The FoF allows: Every developer to deploy one or more Factories at the same time or at a later date Discoverability: reconstruct all existing Factories that are always saved on-chain including the reference address that deployed them Versioning: deploy a new version of a Factory having the old one always available to be used by users at any time Metadata: each Factory has its own set of metadata that FoF allows to easily reconstruct Modularity: Factories deployed by FoF represent a shared codebase composed for many different uses. You can create your own project by cloning and implementing contracts from different Factories Extendibility: each contract cloned from different Factories can be extended using Extension smart contracts so that they perfectly fit the needs of your project

Implement a real Business model in your Factories

Devs can implement a real business model in their Factories and in the underlying model contracts, earning fees every time their contracts are cloned and/or used.
Only the Factories deployed through the Factory-of-Factories (FoF) can implement a real fee-based business model.
The Factory maker can choose from two possible fee-based business models:
  • Creation fee. This model allows the Factory maker to implement a fee for cloning the model contract, involving the burn or transfer of a certain amount of tokens.

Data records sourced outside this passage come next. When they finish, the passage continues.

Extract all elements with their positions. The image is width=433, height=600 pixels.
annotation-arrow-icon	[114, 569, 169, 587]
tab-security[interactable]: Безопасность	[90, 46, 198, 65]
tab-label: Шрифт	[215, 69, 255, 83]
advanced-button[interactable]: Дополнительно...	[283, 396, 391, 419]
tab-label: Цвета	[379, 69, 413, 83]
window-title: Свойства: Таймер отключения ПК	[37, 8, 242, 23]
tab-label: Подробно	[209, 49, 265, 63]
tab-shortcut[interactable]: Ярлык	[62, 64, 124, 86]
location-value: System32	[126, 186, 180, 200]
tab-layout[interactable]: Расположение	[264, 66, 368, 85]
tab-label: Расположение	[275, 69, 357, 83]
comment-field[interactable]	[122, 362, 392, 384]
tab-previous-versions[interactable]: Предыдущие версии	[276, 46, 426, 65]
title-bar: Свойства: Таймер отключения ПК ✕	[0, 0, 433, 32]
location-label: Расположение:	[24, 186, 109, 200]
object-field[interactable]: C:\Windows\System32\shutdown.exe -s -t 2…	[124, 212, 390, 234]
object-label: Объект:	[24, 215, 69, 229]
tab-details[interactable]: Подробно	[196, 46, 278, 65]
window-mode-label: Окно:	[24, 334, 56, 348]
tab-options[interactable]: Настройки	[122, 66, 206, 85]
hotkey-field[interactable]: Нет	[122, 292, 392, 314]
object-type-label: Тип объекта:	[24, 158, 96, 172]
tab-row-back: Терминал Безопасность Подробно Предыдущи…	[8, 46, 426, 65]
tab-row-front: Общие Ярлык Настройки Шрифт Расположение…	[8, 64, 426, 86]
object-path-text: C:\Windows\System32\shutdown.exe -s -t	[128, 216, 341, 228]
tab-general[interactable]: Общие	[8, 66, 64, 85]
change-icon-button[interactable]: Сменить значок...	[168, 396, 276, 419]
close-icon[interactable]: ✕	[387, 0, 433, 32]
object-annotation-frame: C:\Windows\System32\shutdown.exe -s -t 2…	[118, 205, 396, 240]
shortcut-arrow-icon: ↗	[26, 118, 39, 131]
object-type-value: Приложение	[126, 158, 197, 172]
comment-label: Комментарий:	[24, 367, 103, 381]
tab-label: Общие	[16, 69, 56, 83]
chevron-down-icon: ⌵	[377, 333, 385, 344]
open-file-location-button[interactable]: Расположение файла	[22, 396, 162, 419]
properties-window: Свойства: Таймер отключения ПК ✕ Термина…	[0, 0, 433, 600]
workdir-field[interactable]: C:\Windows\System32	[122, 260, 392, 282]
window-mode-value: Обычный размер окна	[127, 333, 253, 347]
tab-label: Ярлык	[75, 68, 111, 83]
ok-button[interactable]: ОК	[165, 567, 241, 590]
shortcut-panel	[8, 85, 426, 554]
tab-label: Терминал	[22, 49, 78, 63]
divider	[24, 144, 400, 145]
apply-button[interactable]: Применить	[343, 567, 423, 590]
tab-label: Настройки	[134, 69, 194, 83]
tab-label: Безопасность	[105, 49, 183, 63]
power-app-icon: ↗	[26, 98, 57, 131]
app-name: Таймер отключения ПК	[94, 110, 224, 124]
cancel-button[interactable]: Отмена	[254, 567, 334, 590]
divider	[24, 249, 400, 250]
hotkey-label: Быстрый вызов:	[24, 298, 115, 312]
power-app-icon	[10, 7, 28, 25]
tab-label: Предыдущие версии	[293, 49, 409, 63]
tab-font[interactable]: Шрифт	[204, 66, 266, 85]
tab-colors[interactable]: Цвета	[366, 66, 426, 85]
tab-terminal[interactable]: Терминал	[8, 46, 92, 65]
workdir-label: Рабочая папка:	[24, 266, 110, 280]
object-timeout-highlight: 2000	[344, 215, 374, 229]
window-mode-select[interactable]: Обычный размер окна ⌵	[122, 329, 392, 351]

Imagine a Factory, the model contracts of which are microservices that Organizations can easily clone and implement. Let’s say that the Factory maker codes the model with a creation fee, so that every time a user clones the contract he must pay/burn a fixed token amount.
  • Usage fee. This model allows the Factory maker to implement a fee for the use of all clones of the Factory’s model contract. The usage fee can be static (a fixed amount of a specific token that users must burn or transfer using the cloned contracts), or variable (a percentage of the value a user transacts).
Imagine a Factory, the model contract of which is a Farming contract any developer can clone and implement their applications with to let users farm. Let’s say that the Factory maker codes the model with a withdrawal fee, so that every time a user withdraws liquidity from their farming position, they must pay/burn a fixed token amount (static fee) or the Factory maker receives 2% of the withdrawn tokens or the (variable fee).